Так описал эту сцену сэр Пол Райкот. Далее он рассказывает, что это страшное убийство так напугало утонченных придворных, что в панике они позабыли все, чему научились за долгие годы прилежной учебы в дворцовой школе. «В ушах присутствовавших тогда во дворце звенели крики на самых разных языках. Кто кричал по-грузински, кто по-албански, кто по-боснийски, кто по-мингрельски, а прочие по-турецки или по-итальянски», и все они, эти сановники в подобающих их положению одеждах и в украшенных плюмажами тюрбанах, соответствующих должностям, занимаемым ими в этом идеально устроенном государстве, беспомощно орали друг на друга, не в силах понять, что кричат им в ответ.
«Что за дивное зрелище — наблюдать новое устройство мира и непривычный облик вещей в том, что касается обычаев, традиций, привычек, пищи и языка, — записал путешественник Эдвард Браун летом 1669 года. — Стоит отъехать на день пути от Рааба, как человеку начинает казаться, что он распрощался с нашим миром, и, еще не доехав до Буды, попал в другой мир, совсем не похожий на страны Запада, ибо здесь не носят волос на голове, лент, манжет, шляп, перчаток; здесь нет кроватей и не пьют пива». Браун говорил от лица многих поколений западных путешественников, которых, стоило им шагнуть за порог Дар-уль-Ислама, неизменно охватывало чувство, будто они попали в другой мир.
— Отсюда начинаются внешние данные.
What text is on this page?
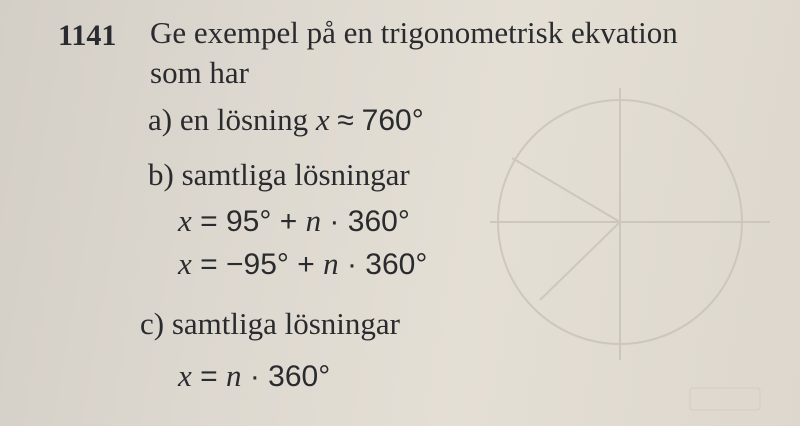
1141 Ge exempel på en trigonometrisk ekvation
som har
a) en lösning x ≈ 760°
b) samtliga lösningar
x = 95° + n · 360°
x = −95° + n · 360°
c) samtliga lösningar
x = n · 360°
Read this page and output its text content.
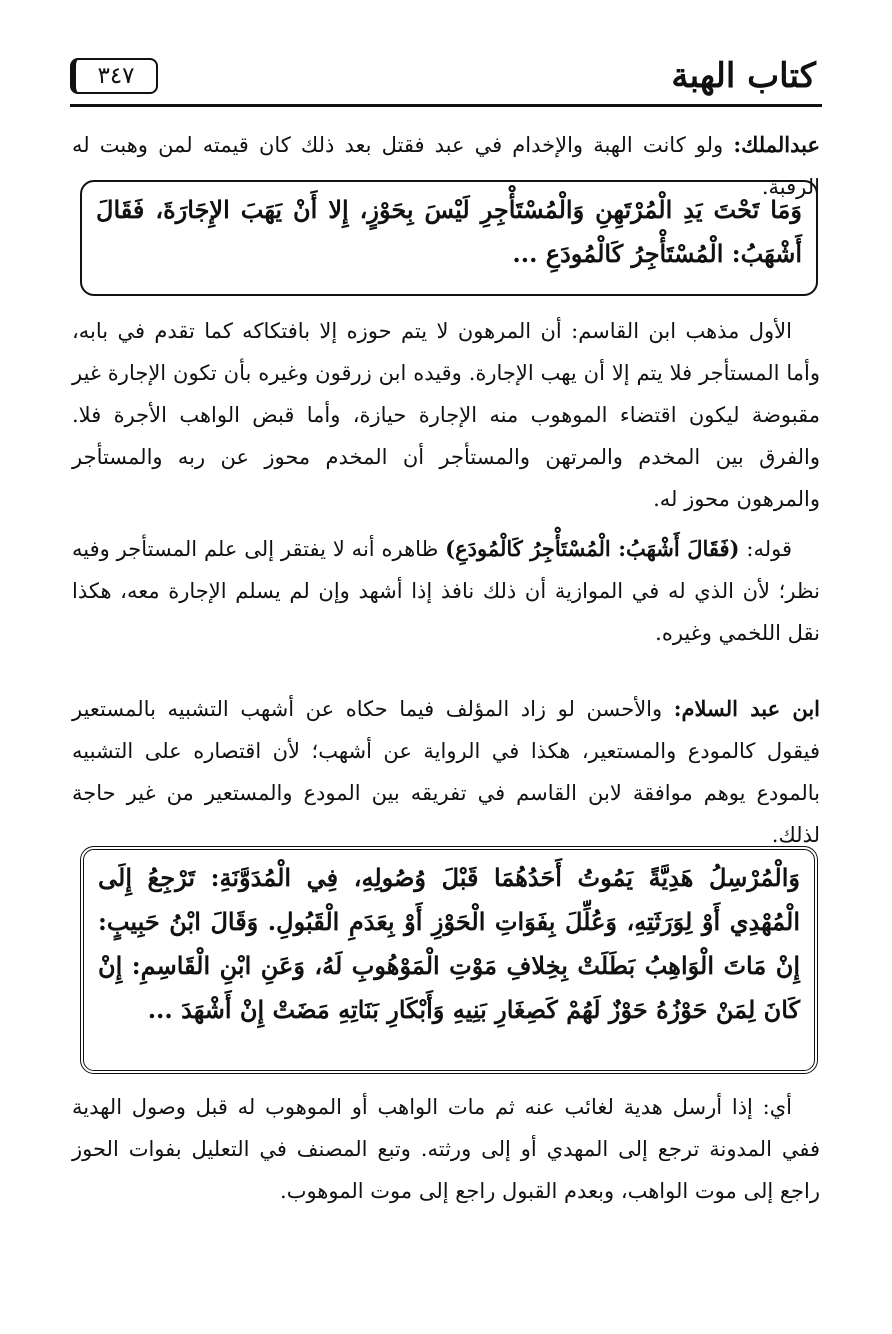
كتاب الهبة
٣٤٧
عبدالملك: ولو كانت الهبة والإخدام في عبد فقتل بعد ذلك كان قيمته لمن وهبت له الرقبة.
وَمَا تَحْتَ يَدِ الْمُرْتَهِنِ وَالْمُسْتَأْجِرِ لَيْسَ بِحَوْزٍ، إِلا أَنْ يَهَبَ الإِجَارَةَ، فَقَالَ أَشْهَبُ: الْمُسْتَأْجِرُ كَالْمُودَعِ ...
الأول مذهب ابن القاسم: أن المرهون لا يتم حوزه إلا بافتكاكه كما تقدم في بابه، وأما المستأجر فلا يتم إلا أن يهب الإجارة. وقيده ابن زرقون وغيره بأن تكون الإجارة غير مقبوضة ليكون اقتضاء الموهوب منه الإجارة حيازة، وأما قبض الواهب الأجرة فلا. والفرق بين المخدم والمرتهن والمستأجر أن المخدم محوز عن ربه والمستأجر والمرهون محوز له.
قوله: (فَقَالَ أَشْهَبُ: الْمُسْتَأْجِرُ كَالْمُودَعِ) ظاهره أنه لا يفتقر إلى علم المستأجر وفيه نظر؛ لأن الذي له في الموازية أن ذلك نافذ إذا أشهد وإن لم يسلم الإجارة معه، هكذا نقل اللخمي وغيره.
ابن عبد السلام: والأحسن لو زاد المؤلف فيما حكاه عن أشهب التشبيه بالمستعير فيقول كالمودع والمستعير، هكذا في الرواية عن أشهب؛ لأن اقتصاره على التشبيه بالمودع يوهم موافقة لابن القاسم في تفريقه بين المودع والمستعير من غير حاجة لذلك.
وَالْمُرْسِلُ هَدِيَّةً يَمُوتُ أَحَدُهُمَا قَبْلَ وُصُولِهِ، فِي الْمُدَوَّنَةِ: تَرْجِعُ إِلَى الْمُهْدِي أَوْ لِوَرَثَتِهِ، وَعُلِّلَ بِفَوَاتِ الْحَوْزِ أَوْ بِعَدَمِ الْقَبُولِ. وَقَالَ ابْنُ حَبِيبٍ: إِنْ مَاتَ الْوَاهِبُ بَطَلَتْ بِخِلافِ مَوْتِ الْمَوْهُوبِ لَهُ، وَعَنِ ابْنِ الْقَاسِمِ: إِنْ كَانَ لِمَنْ حَوْزُهُ حَوْزٌ لَهُمْ كَصِغَارِ بَنِيهِ وَأَبْكَارِ بَنَاتِهِ مَضَتْ إِنْ أَشْهَدَ ...
أي: إذا أرسل هدية لغائب عنه ثم مات الواهب أو الموهوب له قبل وصول الهدية ففي المدونة ترجع إلى المهدي أو إلى ورثته. وتبع المصنف في التعليل بفوات الحوز راجع إلى موت الواهب، وبعدم القبول راجع إلى موت الموهوب.
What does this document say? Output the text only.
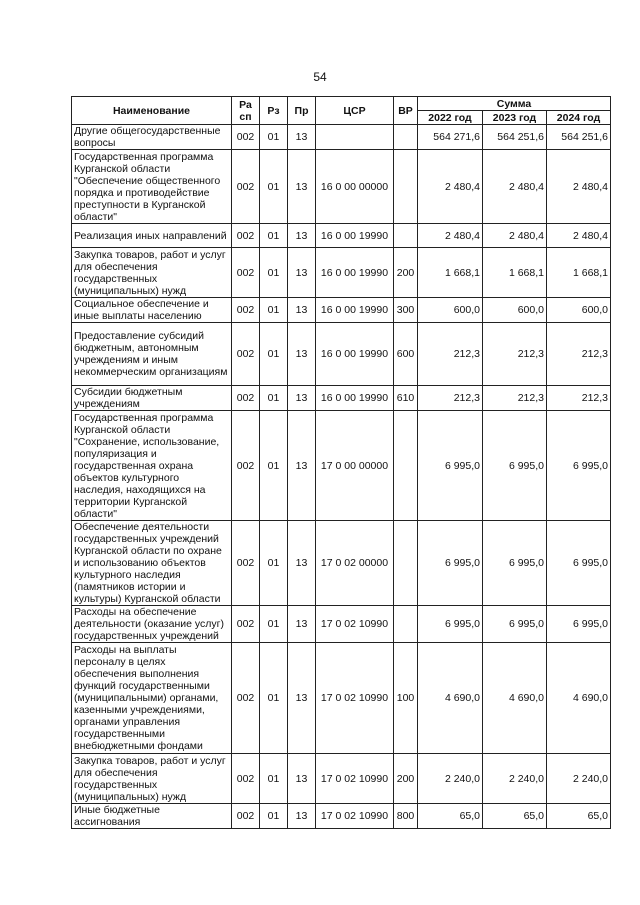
54
Наименование	Ра сп	Рз	Пр	ЦСР	ВР	Сумма		
						2022 год	2023 год	2024 год
Другие общегосударственные вопросы	002	01	13			564 271,6	564 251,6	564 251,6
Государственная программа Курганской области "Обеспечение общественного порядка и противодействие преступности в Курганской области"	002	01	13	16 0 00 00000		2 480,4	2 480,4	2 480,4
Реализация иных направлений	002	01	13	16 0 00 19990		2 480,4	2 480,4	2 480,4
Закупка товаров, работ и услуг для обеспечения государственных (муниципальных) нужд	002	01	13	16 0 00 19990	200	1 668,1	1 668,1	1 668,1
Социальное обеспечение и иные выплаты населению	002	01	13	16 0 00 19990	300	600,0	600,0	600,0
Предоставление субсидий бюджетным, автономным учреждениям и иным некоммерческим организациям	002	01	13	16 0 00 19990	600	212,3	212,3	212,3
Субсидии бюджетным учреждениям	002	01	13	16 0 00 19990	610	212,3	212,3	212,3
Государственная программа Курганской области "Сохранение, использование, популяризация и государственная охрана объектов культурного наследия, находящихся на территории Курганской области"	002	01	13	17 0 00 00000		6 995,0	6 995,0	6 995,0
Обеспечение деятельности государственных учреждений Курганской области по охране и использованию объектов культурного наследия (памятников истории и культуры) Курганской области	002	01	13	17 0 02 00000		6 995,0	6 995,0	6 995,0
Расходы на обеспечение деятельности (оказание услуг) государственных учреждений	002	01	13	17 0 02 10990		6 995,0	6 995,0	6 995,0
Расходы на выплаты персоналу в целях обеспечения выполнения функций государственными (муниципальными) органами, казенными учреждениями, органами управления государственными внебюджетными фондами	002	01	13	17 0 02 10990	100	4 690,0	4 690,0	4 690,0
Закупка товаров, работ и услуг для обеспечения государственных (муниципальных) нужд	002	01	13	17 0 02 10990	200	2 240,0	2 240,0	2 240,0
Иные бюджетные ассигнования	002	01	13	17 0 02 10990	800	65,0	65,0	65,0
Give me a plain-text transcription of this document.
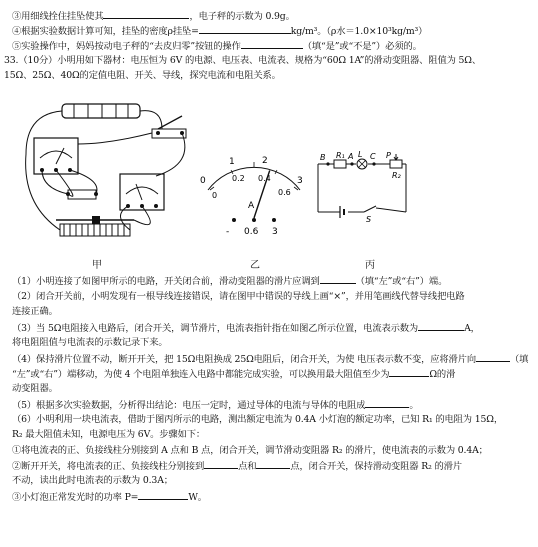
③用细线拴住挂坠使其	，电子秤的示数为 0.9g。
④根据实验数据计算可知，挂坠的密度ρ挂坠=	kg/m³。（ρ水＝1.0×10³kg/m³）
⑤实验操作中，妈妈按动电子秤的“去皮归零”按钮的操作	（填“是”或“不是”）必须的。
33.（10分）小明用如下器材：电压恒为 6V 的电源、电压表、电流表、规格为“60Ω 1A”的滑动变阻器、阻值为 5Ω、
15Ω、25Ω、40Ω的定值电阻、开关、导线，探究电流和电阻关系。
甲
1	2
3
0	0.2 0.4
0.6
0
A
- 0.6 3
乙
B R₁ A L C P
R₂
S
丙
（1）小明连接了如图甲所示的电路，开关闭合前，滑动变阻器的滑片应调到	（填“左”或“右”）端。
（2）闭合开关前，小明发现有一根导线连接错误，请在图甲中错误的导线上画“×”，并用笔画线代替导线把电路
连接正确。
（3）当 5Ω电阻接入电路后，闭合开关，调节滑片，电流表指针指在如图乙所示位置，电流表示数为	A，
将电阻阻值与电流表的示数记录下来。
（4）保持滑片位置不动，断开开关，把 15Ω电阻换成 25Ω电阻后，闭合开关，为使 电压表示数不变，应将滑片向	（填
“左”或“右”）端移动，为使 4 个电阻单独连入电路中都能完成实验，可以换用最大阻值至少为	Ω的滑
动变阻器。
（5）根据多次实验数据，分析得出结论：电压一定时，通过导体的电流与导体的电阻成	。
（6）小明利用一块电流表，借助于图丙所示的电路，测出额定电流为 0.4A 小灯泡的额定功率，已知 R₁ 的电阻为 15Ω，
R₂ 最大阻值未知，电源电压为 6V。步骤如下：
①将电流表的正、负接线柱分别接到 A 点和 B 点，闭合开关，调节滑动变阻器 R₂ 的滑片，使电流表的示数为 0.4A；
②断开开关，将电流表的正、负接线柱分别接到	点和	点，闭合开关，保持滑动变阻器 R₂ 的滑片
不动，读出此时电流表的示数为 0.3A；
③小灯泡正常发光时的功率 P=	W。
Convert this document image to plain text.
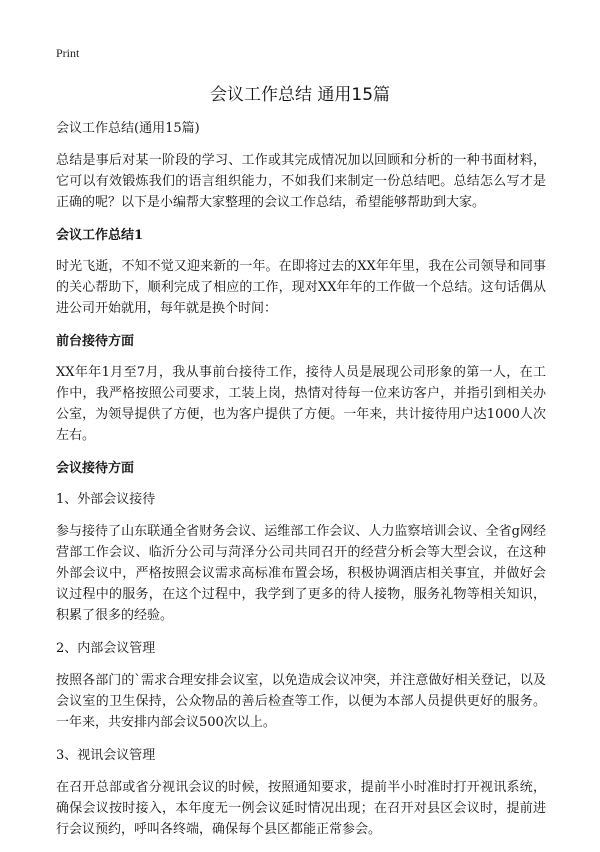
Print
会议工作总结 通用15篇

会议工作总结(通用15篇)

总结是事后对某一阶段的学习、工作或其完成情况加以回顾和分析的一种书面材料，它可以有效锻炼我们的语言组织能力，不如我们来制定一份总结吧。总结怎么写才是正确的呢？以下是小编帮大家整理的会议工作总结，希望能够帮助到大家。

会议工作总结1

时光飞逝，不知不觉又迎来新的一年。在即将过去的XX年年里，我在公司领导和同事的关心帮助下，顺利完成了相应的工作，现对XX年年的工作做一个总结。这句话偶从进公司开始就用，每年就是换个时间：

前台接待方面

XX年年1月至7月，我从事前台接待工作，接待人员是展现公司形象的第一人，在工作中，我严格按照公司要求，工装上岗，热情对待每一位来访客户，并指引到相关办公室，为领导提供了方便，也为客户提供了方便。一年来，共计接待用户达1000人次左右。

会议接待方面

1、外部会议接待

参与接待了山东联通全省财务会议、运维部工作会议、人力监察培训会议、全省g网经营部工作会议、临沂分公司与菏泽分公司共同召开的经营分析会等大型会议，在这种外部会议中，严格按照会议需求高标准布置会场，积极协调酒店相关事宜，并做好会议过程中的服务，在这个过程中，我学到了更多的待人接物，服务礼物等相关知识，积累了很多的经验。

2、内部会议管理

按照各部门的`需求合理安排会议室，以免造成会议冲突，并注意做好相关登记，以及会议室的卫生保持，公众物品的善后检查等工作，以便为本部人员提供更好的服务。一年来，共安排内部会议500次以上。

3、视讯会议管理

在召开总部或省分视讯会议的时候，按照通知要求，提前半小时准时打开视讯系统，确保会议按时接入，本年度无一例会议延时情况出现；在召开对县区会议时，提前进行会议预约，呼叫各终端，确保每个县区都能正常参会。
Империя никогда не имела четких очертаний, разве что представляла собой что-то вроде восьмерки, круги которой сходились в Стамбуле, но, когда ты попадал туда, переправившись через Дунай у Рааба, или преодолев горные перевалы на побережье Далмации, или после морского путешествия (в пятидесятые годы XVII века — тридцать шесть дней от Венеции до Константинополя), — даже воздух казался иным. «Разве вы не дышите воздухом Великого сеньора? — вопрошал в XVII веке один великий визирь у иностранных торговцев, вымогая деньги. — И вы ничего не заплатите за это?»
Приграничные территории к тому времени были довольно унылым местом. Христиане понастроили там фортов и карантинных станций, турки укомплектовали гарнизоном каждую из своих крепостей, но в целом эта территория производила впечатление позабытой страны, которую оживляют лишь время от времени проходящие по ней армии или конные отряды, отправляющиеся в набег. Османские торговцы редко забирались так далеко — их отпугивал уже один карантин, не говоря об опасностях, ожидающих в христианских землях. Запад дал этому великому рубежу, этому культурному разлому, разделившему Европу, лишь крупицу той энергии, что была накоплена здесь теми, кто раздвигал границы империи — до берегов Атлантики, до венгерских равнин, до берегов Дуная и Днепра, до Каспийского моря и пустынь Магриба — в те дни, когда османское приграничье было полно жизни.
У каждого гостя с Запада был свой момент инициации. Молодой английский путешественник Александр Кингслейк испытал его в 1846 году в Эсене, когда огромная толпа людей в красочных одеждах набросилась на его чемоданы, передралась из-за них и в конце концов втащила их на крутой берег реки, а молодой чешский дворянин барон Вратислав — летом 1599-го, когда обнаружил, что местные жители даже самые мелкие услуги оказывают за плату — на турок, наставляет он последующих путешественников, деньги оказывают весьма «успокаивающее» воздействие. Французы неизменно обращали внимание на то, что на смену сапогам, гетрам, камзолам, лосинам и вообще всему, что носят в Европе, приходят самые простые халаты и богатый набор разнообразных головных уборов. Это был тот момент, когда, как писал один философ XVI века, который в Османской империи не бывал, путешественник, прибывший из Венеции, чувствует, что покинул город и попал в овчарню. Вы въезжали в империю, солдаты которой встречали вас цветами и поцелуями. Великолепный конный отряд сипахи — в воздухе реют копья, луки натянуты, колчаны полны стрел, на плечи наброшены шкуры диких зверей, на головах белоснежные тюрбаны, темные лица обветрены — проносится, поднимая облако пыли, чтобы составить вам эскорт. В 1599 году, когда английский коммерсант Джордж Сандис думал, что уже вот-вот ступит на турецкий берег, греческая команда судна начала вести себя странно: утверждая, что за ввоз вина полагается смертная казнь, «они, не желая выливать такой хороший напиток в море, выпили его; капитан то спит мертвецким сном, то вскакивает, полный энергии, и начинает проявлять свой вспыльчивый нрав; находящийся на корабле слепец рассекает тростью воздух и падает за борт; капитан, внезапно пробудившись к жизни, начинает размахивать направо и налево абордажной саблей, и вся команда, спасаясь от него, прыгает в море».